In 1874, Baron Ferdinand bought the Waddesdon and Winchendon estates from the Duke of Marlborough and started work on preparing the site for his new home. Ferdinand was beset with technical problems in an era that relied on physical rather than mechanical and electronic muscle. Thirty feet of sand had to be shaved off the top of Lodge Hill to ensure a solid foundation; seven miles of pipe needed to be laid to provide an adequate water supply; sixteen Percheron horses had to be imported from Normandy to assist the workforce of hundreds, and a specially built steam railway had to be constructed to transport the many tons of Bath stone up the hill to the site.

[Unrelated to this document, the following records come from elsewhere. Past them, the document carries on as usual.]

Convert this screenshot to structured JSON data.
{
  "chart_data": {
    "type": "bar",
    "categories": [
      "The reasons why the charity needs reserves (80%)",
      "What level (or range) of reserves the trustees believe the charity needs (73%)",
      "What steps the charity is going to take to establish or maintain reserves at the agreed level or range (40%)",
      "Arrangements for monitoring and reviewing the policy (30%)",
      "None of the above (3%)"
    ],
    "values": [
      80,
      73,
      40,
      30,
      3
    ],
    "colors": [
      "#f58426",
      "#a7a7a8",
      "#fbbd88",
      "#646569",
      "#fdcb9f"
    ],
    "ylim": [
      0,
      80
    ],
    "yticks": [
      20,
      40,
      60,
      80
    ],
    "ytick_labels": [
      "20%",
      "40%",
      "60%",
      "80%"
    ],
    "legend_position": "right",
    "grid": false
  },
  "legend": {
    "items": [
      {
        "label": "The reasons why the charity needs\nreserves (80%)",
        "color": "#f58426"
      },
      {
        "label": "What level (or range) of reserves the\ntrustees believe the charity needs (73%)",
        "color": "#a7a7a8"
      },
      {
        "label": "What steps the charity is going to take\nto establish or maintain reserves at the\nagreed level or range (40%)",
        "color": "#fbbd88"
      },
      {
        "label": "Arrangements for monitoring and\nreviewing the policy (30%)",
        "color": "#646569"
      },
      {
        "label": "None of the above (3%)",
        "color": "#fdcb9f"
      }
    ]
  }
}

The great house was designed by Gabriel-Hippolyte Destailleur in the style of the French Renaissance. Destailleur was well experienced in the restoration of chateaux's of the 15th and 16th centuries, but Waddesdon's exterior originates from many sources skillfully amalgamated and overlaid with ornamentation that derives from the 17th century. In six years Waddesdon Manor was completed. The interior is a treasure trove of collections from all over the world including French and English 18th century art, paintings of earlier Dutch and Flemish masters; Sevres and Meissen china and late Medieval and Renaissance collections. When the Baron died in 1898 at 59, his sister Alice succeeded him. On her death in 1922, she left the property to her great-nephew, Mr. James de Rothschild. James was awarded the British DCM for service during World War I and became a British subject. He continued the traditional hospitality at Waddesdon until in 1939, when, during World War II, the manor house became a residential nursery for a hundred London children.

Today, Waddesdon's cellars reflect the Rothschild's interest and ownership in wines and wineries by housing an incredible collection of over 15,000 bottles of Rothschild wine. James died in 1957. Waddesdon has been bequeathed to the National Trust.